In the realms of the long-established genre known as Synthpop, Erasure is up there in the canon with the likes of Pet Shop Boys, Depeche Mode, and O.M.D.. Formed in 1985, in London, England, by Vince Clarke (synthesizers) and Andy Bell (vocals), the duo has proven to be among the most enduring and prolific – with eighteen studio albums to boot, from 1986’s Wonderland and the U.K. number-one The Innocents of 1988 to the last chart-topper, 2020’s The Neon. And now, Clark and Bell are ready once again to release their quick follow up.

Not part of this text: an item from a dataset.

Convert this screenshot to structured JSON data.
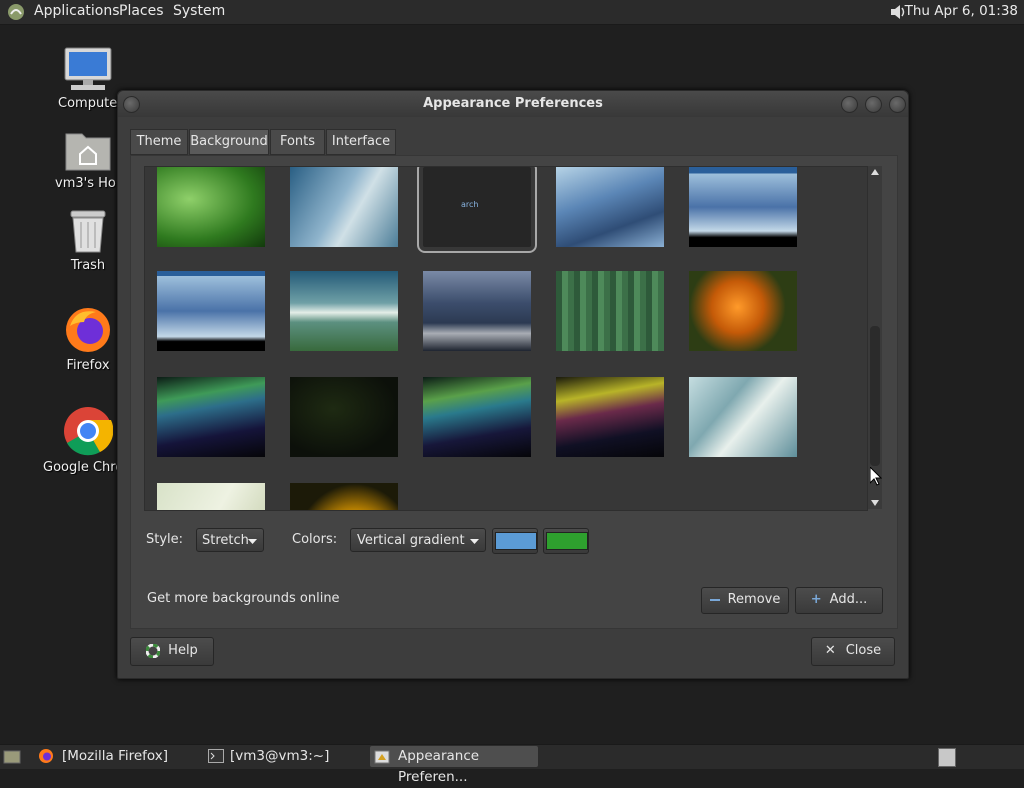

Slated to come out at the shops on Friday, August 12, 2022, via Mute Records, Erasure’s eighteenth effort is what may be described as “an inventive result of creating something new out of elements from their last record.” Titled Day-Glo (Based on a True Story), it is a collection of 10 brand-new tracks that are woven with each other like the subplots of a thrilling film noir.

A surprise album consisting of ten songs, Day-Glo (Based on a True Story) opens with the cinematic, New Age–tinged “Based on a True Story” – waving, throbbing, pulsating, engaging. The mood then suddenly bursts into the orange-bright, bass-thumping groove of “Bop Beat,” only to slow down again with the somber “Pin-Prick”; it will fit onto a playlist that includes choice tracks by the likes of Enya, Enigma, and Portishead.

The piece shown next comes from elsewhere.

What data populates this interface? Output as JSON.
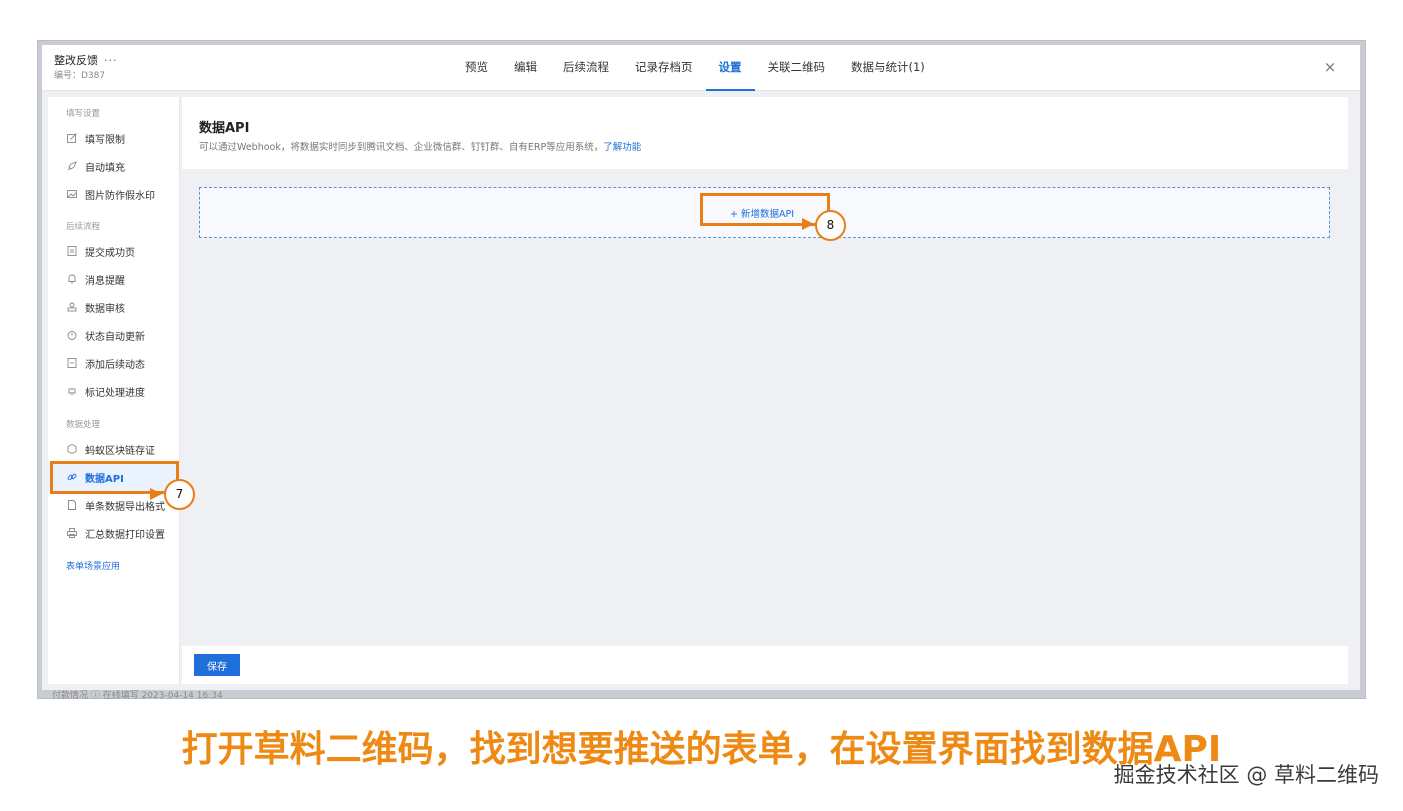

Erasure then takes the listener to its romantic melodies of old, with the heartrending Synthpop ballads “The Conman ” and “Now” – both painted with a palette of neon sonic hues and shades. Moving forward, “Inside Out” frees the senses, turning the listener into a dancer ready to embrace the flickering lights of the mirrorball-lit floor. Another trance-like experience plays next in the form of the sparse-sounding “Harbour of My Heart.” The graceful sway then builds up into the emphatic beats and rhythm of “3 Strikes and You’re Out.” After another filmic excursion–“The Shape of Things,” the dynamic and vibrant Clarke and Bell close their latest narrative aptly with the musicbox-stylized “The End.”

Even amid the various guises and standards of today’s Pop music, Erasure’s style and discipline remain something for enthusiasts to look forward to and for new artists to aspire for. With Bell’s distinctive voice and Clarke’s prolific songwriting genius, Erasure’s music is surely here to stay for at least a couple decades and several albums more. Day-Glo (Based on a True Story) is another testament to that. For these reasons and more, Cryptic Rock gives it 4 out of 5 stars.